In einer Folgestudie in Freiburg soll die Therapie mit den Schrittmachern mittels Künstlicher Intelligenz weiter personalisiert werden. Eine Künstliche Intelligenz identifiziert dabei typische Anfangssignale eines epileptischen Anfalls, um sie durch gezielte Stimulation zu unterbrechen. Letztlich soll es damit gar nicht erst zu einem Anfall kommen.

Das Forschungsteam um Prof. Dr. Andreas Schulze-Bonhage, Leiter des Epilepsiezentrums der Klinik für Neurochirurgie des Universitätsklinikums Freiburg, untersucht, wie mittels Künstlicher Intelligenz bereits erste Anfallssignale erkannt und durch gezielte Stimulation unterbrochen werden können, sodass es gar nicht erst zu einem Anfall kommt. Außerdem wollen die Wissenschaftlerinnen und Ärztinnen herausfinden, welche Patient*innen von der Behandlung besonders profitieren, um sie gezielt anbieten zu können. Die Studie läuft voraussichtlich bis Frühjahr 2024.

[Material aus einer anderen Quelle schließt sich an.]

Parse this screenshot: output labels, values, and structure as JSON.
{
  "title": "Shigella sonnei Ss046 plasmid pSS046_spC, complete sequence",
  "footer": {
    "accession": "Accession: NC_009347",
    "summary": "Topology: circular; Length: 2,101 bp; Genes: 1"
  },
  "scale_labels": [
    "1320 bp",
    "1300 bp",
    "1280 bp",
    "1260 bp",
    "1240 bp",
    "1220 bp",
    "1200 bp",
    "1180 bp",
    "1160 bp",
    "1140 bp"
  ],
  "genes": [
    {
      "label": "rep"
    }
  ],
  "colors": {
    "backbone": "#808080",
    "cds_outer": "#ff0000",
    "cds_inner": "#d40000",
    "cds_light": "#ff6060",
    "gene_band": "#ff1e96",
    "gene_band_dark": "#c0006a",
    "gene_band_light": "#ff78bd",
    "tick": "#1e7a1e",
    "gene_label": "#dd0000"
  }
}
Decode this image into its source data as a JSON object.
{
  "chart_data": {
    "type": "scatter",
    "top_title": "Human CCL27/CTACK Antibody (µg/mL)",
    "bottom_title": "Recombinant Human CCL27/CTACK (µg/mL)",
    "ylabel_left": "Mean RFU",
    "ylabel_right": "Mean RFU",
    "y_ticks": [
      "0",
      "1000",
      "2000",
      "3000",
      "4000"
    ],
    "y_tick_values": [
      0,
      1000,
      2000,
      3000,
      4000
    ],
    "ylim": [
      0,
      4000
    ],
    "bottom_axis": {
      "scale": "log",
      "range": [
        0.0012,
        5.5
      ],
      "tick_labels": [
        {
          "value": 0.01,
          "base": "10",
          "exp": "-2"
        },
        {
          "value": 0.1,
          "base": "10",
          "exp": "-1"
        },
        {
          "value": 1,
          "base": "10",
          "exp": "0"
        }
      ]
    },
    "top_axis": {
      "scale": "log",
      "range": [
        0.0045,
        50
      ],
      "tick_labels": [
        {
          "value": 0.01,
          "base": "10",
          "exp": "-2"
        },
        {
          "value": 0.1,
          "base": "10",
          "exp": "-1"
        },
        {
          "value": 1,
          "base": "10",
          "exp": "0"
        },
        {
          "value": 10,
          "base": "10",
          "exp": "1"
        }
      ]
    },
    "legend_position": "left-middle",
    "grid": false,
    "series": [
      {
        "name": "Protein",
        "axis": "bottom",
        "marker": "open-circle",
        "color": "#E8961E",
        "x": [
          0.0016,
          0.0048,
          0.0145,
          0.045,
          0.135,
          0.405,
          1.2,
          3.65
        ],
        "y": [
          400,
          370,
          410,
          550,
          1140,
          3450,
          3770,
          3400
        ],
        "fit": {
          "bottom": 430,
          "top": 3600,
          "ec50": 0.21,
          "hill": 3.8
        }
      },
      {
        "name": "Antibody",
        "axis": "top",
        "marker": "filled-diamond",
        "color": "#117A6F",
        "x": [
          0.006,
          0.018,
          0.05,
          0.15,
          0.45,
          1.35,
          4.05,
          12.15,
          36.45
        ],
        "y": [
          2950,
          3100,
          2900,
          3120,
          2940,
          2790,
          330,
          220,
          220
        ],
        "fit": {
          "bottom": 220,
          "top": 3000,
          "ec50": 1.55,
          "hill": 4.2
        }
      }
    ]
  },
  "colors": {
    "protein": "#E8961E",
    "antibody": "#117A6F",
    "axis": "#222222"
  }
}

Andreas Schulze-Bonhage: Bei dem jetzigen Verfahren ist es so, dass eine bestimmte Stimulation festgelegt wird und die dann über viele Monate und Jahre appliziert wird, also über dem Fokus-Areal eine Reizung in fester Form durchgeführt wird. Für die Zukunft ist geplant, dass man diese Elektrode auch benutzt, um das EEG, also die elektrischen Hirnströme des Patienten zu messen und dann zu überlegen: Kann man vielleicht zu einem bestimmten Zeitpunkt besonders wirksam stimulieren? Und auch: Welche Stimulationsform ist die Beste? Man kann also sozusagen ein Feedback bekommen. Was wirkt eigentlich, wenn wir eine solche Stimulation durchführen? Wie ändert sich dadurch die Hirnaktivität? Und können wir bestimmte Zeitpunkte wählen? Das kann also bei einem Anfall sein. Es könnte aber auch sein in einer Phase vor einem Anfall, wenn man schon erkennen kann, dass das Risiko für einen Anfall besonders hoch ist.

Laut der Freiburger Studie könnte der neu entwickelte Hirnschrittmacher auch bei anderen neurologischen Erkrankungen eingesetzt werden, für die es bisher nur unzureichende Behandlungsmöglichkeiten gibt. Kürzlich zugelassenes Stimulationssystem soll mittels Künstlicher Intelligenz beginnende epileptische Anfälle erkennen und unterbrechen / Neue Option bei Medikamentenresistenz / Studie am Universitätsklinikum Freiburg soll Behandlung stark personalisieren.

Andreas Schulze-Bonhage: Der aktuelle Schrittmacher ist natürlich jetzt für die Behandlung von Epilepsien optimiert. Grundsätzlich ist es aber so, dass es eine Reihe von Hirnerkrankungen gibt, übrigens auch von psychiatrischen Erkrankungen, wo man überlegen kann, ähnliche Stimulationen durchzuführen. Es gibt im Moment auch schon sogenannte transkranielle Stimulationsverfahren, die aber nicht als ein festes Gerät implantiert werden, sondern die zum Beispiel in einer Klinik angewandt werden zur Behandlung von Depressionen. Und man könnte sich vorstellen, dass dieses Gerät als Plattform auch für andere Anwendungen geeignet ist. Man kann es sich auch zur Schmerzbehandlung zum Beispiel vorstellen.